Il ne porte ni lunettes, ni queue de cheval. Il n'a rien du hacker type, sauf un pseudonyme de science-fiction bien du métier: Neo.

Agé de 31 ans, marié, bien rasé, vêtu d'une chemise soignée boutonnée jusqu'au col, le Letton Ilmars Poikans, a expliqué aux journalistes pourquoi il avait publié sur l'internet les revenus de hauts fonctionnaires de l'État.La publication de ces données censées révéler des inégalités criantes dans la politique d'austérité prônée par les autorités d'un pays frappé de plein fouet par la crise mondiale a embarrassé les élites politiques.

Piégé la semaine dernière, après avoir pendant deux mois divulgué au compte-gouttes sur le site de socialisation et de microblogage Twitter des données du fisc, ce chercheur en intelligence artificielle de l'Université de Lettonie, à Riga, risque 10 ans de prison.

Mais il garde la tête haute et se définit comme un simple partisan de la transparence.

«Je savais que, tôt ou tard, la police allait mettre la main sur moi. Mais pourquoi devrais-je avoir peur de publier ce que les gens ont besoin de savoir?», a-t-il déclaré lors de sa première rencontre avec la presse depuis son interpellation le 11 mai et sa libération le lendemain.

Il a expliqué être tombé par hasard sur une lacune du site du fisc letton qui lui a permis d'en importer des millions de documents divers.

Son interpellation a éveillé des protestations et des inquiétudes pour la liberté de la presse après que la police eut perquisitionné l'appartement d'une journaliste pour tenter d'y trouver des informations sur le hacker.

Entre février et avril, Neo a publié les salaires de hauts responsables ainsi que les primes de départ de hauts fonctionnaires, en contraste flagrant avec les coupes douloureuses infligées aux budgets de la plupart des Lettons.

Selon le politologue Nils Muiznieks, Poikans a touché une corde sensible dans ce pays où la confiance en la classe politique est déjà au plus bas. «Il a agi non pas pour des motifs matériels mais par idéalisme», estime-t-il.

Les médias lettons ont baptisé Poikans «Robin des Bois».

Médias et opposition ont appelé la ministre de l'Intérieur Linda Murniece à démissionner, notamment pour avoir défendu la perquisition policière chez la journaliste, menée avant même d'avoir été autorisée par la justice.

Mme Murniece a dénoncé des tentatives de faire de Poikans un héros.
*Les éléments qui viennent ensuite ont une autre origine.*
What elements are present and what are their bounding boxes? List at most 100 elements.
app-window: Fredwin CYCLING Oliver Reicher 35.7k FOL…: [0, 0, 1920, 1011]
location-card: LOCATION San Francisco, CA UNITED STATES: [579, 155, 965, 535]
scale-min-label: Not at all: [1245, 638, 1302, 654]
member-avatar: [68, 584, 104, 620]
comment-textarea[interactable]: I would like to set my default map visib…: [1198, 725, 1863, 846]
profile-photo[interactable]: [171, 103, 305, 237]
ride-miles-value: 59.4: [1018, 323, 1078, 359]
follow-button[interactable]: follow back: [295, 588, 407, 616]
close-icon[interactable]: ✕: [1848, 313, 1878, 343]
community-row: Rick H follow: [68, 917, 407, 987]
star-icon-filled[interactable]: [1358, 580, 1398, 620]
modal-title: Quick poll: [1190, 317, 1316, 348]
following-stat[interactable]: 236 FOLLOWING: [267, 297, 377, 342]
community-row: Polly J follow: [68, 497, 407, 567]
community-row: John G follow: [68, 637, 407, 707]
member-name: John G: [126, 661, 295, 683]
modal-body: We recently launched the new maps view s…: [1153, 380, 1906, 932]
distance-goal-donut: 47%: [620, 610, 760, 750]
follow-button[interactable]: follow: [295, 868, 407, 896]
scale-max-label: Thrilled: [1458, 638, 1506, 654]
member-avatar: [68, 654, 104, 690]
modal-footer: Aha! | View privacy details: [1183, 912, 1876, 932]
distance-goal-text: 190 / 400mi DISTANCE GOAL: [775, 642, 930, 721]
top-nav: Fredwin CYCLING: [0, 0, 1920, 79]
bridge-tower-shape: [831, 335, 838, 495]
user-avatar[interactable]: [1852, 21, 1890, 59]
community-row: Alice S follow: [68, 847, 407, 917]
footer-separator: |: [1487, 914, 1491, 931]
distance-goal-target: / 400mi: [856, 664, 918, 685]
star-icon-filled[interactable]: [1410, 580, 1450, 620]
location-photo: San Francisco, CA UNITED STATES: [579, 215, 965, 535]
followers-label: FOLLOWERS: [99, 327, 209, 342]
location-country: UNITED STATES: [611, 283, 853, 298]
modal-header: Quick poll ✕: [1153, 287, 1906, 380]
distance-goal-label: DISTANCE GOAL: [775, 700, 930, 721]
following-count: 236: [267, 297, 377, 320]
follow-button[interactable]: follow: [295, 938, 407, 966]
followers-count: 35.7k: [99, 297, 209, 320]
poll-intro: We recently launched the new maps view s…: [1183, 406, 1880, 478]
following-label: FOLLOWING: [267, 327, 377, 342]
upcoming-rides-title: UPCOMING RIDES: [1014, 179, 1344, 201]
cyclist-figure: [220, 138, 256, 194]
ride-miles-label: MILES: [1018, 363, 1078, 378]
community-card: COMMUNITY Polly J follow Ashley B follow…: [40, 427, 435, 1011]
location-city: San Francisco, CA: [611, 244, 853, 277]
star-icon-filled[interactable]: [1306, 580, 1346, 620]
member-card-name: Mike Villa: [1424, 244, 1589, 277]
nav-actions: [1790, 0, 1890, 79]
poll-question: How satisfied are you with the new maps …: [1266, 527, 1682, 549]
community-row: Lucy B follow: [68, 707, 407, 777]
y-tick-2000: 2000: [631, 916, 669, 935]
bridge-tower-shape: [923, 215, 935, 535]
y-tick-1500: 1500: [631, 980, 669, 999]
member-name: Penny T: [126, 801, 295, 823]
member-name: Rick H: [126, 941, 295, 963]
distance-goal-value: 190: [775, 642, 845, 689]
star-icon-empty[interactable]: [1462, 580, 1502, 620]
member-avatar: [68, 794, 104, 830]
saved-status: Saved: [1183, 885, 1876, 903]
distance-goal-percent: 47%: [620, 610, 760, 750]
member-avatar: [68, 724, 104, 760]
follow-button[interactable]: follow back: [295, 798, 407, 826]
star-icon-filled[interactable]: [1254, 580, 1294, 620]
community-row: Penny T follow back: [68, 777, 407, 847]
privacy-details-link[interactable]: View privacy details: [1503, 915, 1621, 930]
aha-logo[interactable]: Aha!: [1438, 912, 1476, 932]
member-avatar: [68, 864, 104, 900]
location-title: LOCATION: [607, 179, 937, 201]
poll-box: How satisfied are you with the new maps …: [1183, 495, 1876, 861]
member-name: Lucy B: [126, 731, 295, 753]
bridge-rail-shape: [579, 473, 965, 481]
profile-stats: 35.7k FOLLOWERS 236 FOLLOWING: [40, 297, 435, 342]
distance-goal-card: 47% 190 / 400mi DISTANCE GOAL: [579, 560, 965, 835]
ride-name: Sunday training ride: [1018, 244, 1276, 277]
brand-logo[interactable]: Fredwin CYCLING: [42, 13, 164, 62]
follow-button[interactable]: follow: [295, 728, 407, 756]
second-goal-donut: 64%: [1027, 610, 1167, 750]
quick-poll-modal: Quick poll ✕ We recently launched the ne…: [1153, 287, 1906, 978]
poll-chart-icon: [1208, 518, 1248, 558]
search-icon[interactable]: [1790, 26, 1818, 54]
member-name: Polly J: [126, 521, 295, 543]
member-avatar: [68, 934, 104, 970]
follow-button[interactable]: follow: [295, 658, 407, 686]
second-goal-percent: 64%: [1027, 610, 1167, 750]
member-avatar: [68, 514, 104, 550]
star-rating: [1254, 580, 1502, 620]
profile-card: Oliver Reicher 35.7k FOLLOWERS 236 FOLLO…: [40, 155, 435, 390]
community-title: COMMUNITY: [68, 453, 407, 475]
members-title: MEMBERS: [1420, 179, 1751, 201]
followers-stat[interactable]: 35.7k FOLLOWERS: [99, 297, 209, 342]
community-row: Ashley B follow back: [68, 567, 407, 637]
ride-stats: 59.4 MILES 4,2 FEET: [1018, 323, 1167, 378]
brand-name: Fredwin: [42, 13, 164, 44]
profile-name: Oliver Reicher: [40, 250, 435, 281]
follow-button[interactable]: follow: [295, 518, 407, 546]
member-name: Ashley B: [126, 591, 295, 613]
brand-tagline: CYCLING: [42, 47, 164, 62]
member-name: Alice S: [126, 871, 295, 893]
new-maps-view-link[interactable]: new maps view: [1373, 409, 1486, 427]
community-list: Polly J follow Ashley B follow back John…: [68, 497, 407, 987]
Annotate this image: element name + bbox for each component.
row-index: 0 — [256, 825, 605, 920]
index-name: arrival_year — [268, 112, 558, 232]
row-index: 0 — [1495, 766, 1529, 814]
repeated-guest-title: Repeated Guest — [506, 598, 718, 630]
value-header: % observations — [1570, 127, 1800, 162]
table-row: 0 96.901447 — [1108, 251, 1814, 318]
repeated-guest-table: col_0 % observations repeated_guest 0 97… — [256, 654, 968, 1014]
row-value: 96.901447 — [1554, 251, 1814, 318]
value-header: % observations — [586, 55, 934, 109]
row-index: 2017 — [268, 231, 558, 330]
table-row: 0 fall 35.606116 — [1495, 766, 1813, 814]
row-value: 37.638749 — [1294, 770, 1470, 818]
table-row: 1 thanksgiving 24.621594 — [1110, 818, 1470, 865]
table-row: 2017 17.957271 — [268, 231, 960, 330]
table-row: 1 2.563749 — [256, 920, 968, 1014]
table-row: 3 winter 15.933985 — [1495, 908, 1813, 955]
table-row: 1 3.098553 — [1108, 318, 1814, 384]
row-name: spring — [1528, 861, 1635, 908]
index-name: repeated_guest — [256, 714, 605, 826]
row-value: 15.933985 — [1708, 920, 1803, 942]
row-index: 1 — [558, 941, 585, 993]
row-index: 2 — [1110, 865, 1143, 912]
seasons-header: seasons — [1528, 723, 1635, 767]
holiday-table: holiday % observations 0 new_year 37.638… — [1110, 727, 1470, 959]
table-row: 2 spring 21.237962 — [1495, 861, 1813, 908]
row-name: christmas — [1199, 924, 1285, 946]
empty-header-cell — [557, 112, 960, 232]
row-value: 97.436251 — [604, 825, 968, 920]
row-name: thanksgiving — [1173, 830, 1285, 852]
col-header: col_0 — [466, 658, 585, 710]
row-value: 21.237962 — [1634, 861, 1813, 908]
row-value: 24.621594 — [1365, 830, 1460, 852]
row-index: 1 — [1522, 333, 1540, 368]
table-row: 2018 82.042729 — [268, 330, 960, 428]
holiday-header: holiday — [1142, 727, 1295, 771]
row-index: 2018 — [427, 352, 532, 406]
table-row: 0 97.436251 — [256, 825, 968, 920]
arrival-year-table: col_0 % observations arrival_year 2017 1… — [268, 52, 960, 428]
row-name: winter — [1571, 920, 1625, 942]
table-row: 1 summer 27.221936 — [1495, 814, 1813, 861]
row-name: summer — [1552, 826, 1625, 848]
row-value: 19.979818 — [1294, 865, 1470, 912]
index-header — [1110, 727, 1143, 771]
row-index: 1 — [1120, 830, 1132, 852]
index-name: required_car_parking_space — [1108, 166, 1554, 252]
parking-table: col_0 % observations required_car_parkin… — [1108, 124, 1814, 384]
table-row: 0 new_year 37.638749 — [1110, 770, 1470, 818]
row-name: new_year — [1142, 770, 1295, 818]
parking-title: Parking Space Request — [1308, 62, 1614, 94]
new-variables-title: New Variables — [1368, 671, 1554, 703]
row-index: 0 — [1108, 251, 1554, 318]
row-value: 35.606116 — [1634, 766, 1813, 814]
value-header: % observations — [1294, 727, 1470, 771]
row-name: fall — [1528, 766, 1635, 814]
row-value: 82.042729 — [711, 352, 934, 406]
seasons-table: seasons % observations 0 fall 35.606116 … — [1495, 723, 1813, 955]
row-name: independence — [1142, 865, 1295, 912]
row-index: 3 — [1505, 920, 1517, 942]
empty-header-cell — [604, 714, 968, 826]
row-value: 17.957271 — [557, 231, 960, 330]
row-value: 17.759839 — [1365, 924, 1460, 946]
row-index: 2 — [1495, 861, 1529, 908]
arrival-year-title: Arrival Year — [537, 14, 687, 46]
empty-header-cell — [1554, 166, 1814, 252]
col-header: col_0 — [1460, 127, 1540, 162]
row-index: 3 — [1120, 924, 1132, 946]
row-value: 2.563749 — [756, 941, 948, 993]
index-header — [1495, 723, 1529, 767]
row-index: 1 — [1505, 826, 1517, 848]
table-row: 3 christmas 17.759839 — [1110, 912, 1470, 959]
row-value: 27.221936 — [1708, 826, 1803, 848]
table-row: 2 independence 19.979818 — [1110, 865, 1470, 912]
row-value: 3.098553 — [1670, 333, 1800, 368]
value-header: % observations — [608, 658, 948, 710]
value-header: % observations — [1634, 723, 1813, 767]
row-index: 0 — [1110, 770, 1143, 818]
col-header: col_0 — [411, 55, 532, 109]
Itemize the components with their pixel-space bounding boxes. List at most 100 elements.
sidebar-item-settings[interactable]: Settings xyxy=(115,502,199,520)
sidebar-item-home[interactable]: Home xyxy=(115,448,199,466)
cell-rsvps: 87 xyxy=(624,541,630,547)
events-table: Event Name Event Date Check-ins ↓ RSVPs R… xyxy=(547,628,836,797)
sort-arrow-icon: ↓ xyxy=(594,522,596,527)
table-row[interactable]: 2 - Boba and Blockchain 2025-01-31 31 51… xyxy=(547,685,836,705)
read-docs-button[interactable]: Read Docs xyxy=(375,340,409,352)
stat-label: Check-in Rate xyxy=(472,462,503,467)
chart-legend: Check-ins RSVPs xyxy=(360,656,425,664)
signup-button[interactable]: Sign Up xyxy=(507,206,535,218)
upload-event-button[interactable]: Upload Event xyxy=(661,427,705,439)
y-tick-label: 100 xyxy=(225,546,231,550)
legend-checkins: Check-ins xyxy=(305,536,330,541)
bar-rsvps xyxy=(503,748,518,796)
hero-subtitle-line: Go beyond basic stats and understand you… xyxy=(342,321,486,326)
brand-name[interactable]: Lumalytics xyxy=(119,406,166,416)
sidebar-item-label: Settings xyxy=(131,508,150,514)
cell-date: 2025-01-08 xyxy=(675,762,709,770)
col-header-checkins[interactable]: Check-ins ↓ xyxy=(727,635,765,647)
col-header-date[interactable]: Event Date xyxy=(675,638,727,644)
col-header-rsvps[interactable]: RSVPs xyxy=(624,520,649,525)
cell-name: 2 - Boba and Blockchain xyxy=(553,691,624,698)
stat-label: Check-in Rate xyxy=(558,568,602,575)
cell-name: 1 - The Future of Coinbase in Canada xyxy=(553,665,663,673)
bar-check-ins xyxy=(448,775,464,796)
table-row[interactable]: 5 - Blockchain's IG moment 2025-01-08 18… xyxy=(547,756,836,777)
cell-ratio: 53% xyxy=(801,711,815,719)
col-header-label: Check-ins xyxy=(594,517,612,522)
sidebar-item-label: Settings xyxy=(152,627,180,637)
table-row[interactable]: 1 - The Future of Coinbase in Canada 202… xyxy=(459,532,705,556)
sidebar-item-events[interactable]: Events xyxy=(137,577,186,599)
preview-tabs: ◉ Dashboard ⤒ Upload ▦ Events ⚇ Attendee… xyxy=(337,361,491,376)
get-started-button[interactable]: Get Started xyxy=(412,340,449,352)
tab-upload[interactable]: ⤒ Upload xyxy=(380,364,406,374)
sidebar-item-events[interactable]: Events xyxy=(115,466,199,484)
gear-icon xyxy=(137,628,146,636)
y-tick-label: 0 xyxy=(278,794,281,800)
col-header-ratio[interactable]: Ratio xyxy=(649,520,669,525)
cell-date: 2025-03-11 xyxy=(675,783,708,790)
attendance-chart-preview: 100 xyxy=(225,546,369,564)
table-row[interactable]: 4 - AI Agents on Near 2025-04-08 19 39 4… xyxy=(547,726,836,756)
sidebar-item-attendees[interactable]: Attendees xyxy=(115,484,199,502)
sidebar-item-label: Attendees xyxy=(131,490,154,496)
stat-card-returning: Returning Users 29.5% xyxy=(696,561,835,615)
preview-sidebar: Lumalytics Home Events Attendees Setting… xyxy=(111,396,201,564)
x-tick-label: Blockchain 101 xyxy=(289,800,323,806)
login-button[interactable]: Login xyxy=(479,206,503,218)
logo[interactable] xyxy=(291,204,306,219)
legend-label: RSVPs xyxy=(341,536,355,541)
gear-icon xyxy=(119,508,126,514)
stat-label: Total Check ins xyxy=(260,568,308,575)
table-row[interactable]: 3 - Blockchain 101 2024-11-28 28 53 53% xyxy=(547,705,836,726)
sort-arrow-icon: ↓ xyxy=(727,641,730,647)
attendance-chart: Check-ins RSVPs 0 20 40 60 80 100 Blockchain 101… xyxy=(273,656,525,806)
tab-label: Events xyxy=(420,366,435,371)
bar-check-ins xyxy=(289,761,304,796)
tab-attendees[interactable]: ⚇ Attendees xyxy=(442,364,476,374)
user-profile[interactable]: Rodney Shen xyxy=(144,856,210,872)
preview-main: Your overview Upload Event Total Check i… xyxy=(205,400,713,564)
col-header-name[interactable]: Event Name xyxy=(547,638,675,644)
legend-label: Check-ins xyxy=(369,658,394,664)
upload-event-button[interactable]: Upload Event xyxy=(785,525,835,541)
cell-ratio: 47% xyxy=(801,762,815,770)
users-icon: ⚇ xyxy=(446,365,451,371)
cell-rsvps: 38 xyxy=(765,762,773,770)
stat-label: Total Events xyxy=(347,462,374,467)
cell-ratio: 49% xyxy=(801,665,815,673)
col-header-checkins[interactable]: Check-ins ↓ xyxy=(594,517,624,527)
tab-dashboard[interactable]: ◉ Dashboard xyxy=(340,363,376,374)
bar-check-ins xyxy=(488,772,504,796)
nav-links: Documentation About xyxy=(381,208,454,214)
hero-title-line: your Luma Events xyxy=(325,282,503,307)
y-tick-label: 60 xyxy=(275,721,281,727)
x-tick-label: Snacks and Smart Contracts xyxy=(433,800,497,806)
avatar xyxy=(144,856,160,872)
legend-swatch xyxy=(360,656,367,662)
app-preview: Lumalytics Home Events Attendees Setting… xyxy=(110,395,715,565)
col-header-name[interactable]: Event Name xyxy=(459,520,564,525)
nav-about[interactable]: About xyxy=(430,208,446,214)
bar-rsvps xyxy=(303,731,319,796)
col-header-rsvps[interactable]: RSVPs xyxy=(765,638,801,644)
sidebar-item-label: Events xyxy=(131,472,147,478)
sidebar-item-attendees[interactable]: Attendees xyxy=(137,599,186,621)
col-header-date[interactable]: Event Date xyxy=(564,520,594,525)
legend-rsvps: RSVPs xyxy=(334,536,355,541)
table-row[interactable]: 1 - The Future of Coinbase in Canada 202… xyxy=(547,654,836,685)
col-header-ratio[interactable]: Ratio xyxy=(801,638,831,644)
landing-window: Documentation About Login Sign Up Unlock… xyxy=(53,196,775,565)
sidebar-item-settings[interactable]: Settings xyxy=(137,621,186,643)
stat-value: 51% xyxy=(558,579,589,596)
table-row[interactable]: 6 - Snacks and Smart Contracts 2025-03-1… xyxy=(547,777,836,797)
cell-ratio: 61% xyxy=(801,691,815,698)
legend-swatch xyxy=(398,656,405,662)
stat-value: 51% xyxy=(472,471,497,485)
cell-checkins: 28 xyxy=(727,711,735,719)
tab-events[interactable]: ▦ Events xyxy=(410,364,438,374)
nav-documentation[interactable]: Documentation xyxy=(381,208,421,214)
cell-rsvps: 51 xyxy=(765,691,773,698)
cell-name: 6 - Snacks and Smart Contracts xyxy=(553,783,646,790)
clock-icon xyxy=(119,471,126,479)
Selon elle, le hacker a volé aussi des données fiscales de personnes et de sociétés privées.

«La réalité est bien différente de l'image diffusée par la presse d'un bon Robin des Bois qui veut réellement sauver le monde», a-t-elle déclaré à la radio lettonne.

Poikans affirme avoir remis à la police tous les documents et ne pas en avoir gardé de copies.

Il dit avoir découvert la lacune l'été dernier quand il tentait de consulter un document fiscal auquel son comptable avait lui pu accéder. Il a découvert qu'une simple opération «copier/coller» de l'adresse internet du document sur un moteur de recherche lui en ouvrait l'accès sans codes d'autorisation et a procédé de même avec d'autres.

Poikans a inventé alors une «Quatrième armée du réveil national» pour revendiquer son action. Il a adopté aussi le pseudonyme «Neo», inspiré par le héros de la trilogie cinématographique The Matrix.

Il a décidé de ne pas révéler sa découverte au fisc, estimant qu'il fallait apprendre une leçon aux autorités.

Avec succès, semble-t-il. Le président Valdis Zatlers a dès le début des fuites ordonné un test de sécurité pour toutes les bases de données officielles.

La semaine dernière, le Parlement a adopté une loi obligeant notamment les institutions gouvernementales à publier les salaires de différentes catégories de fonctionnaires.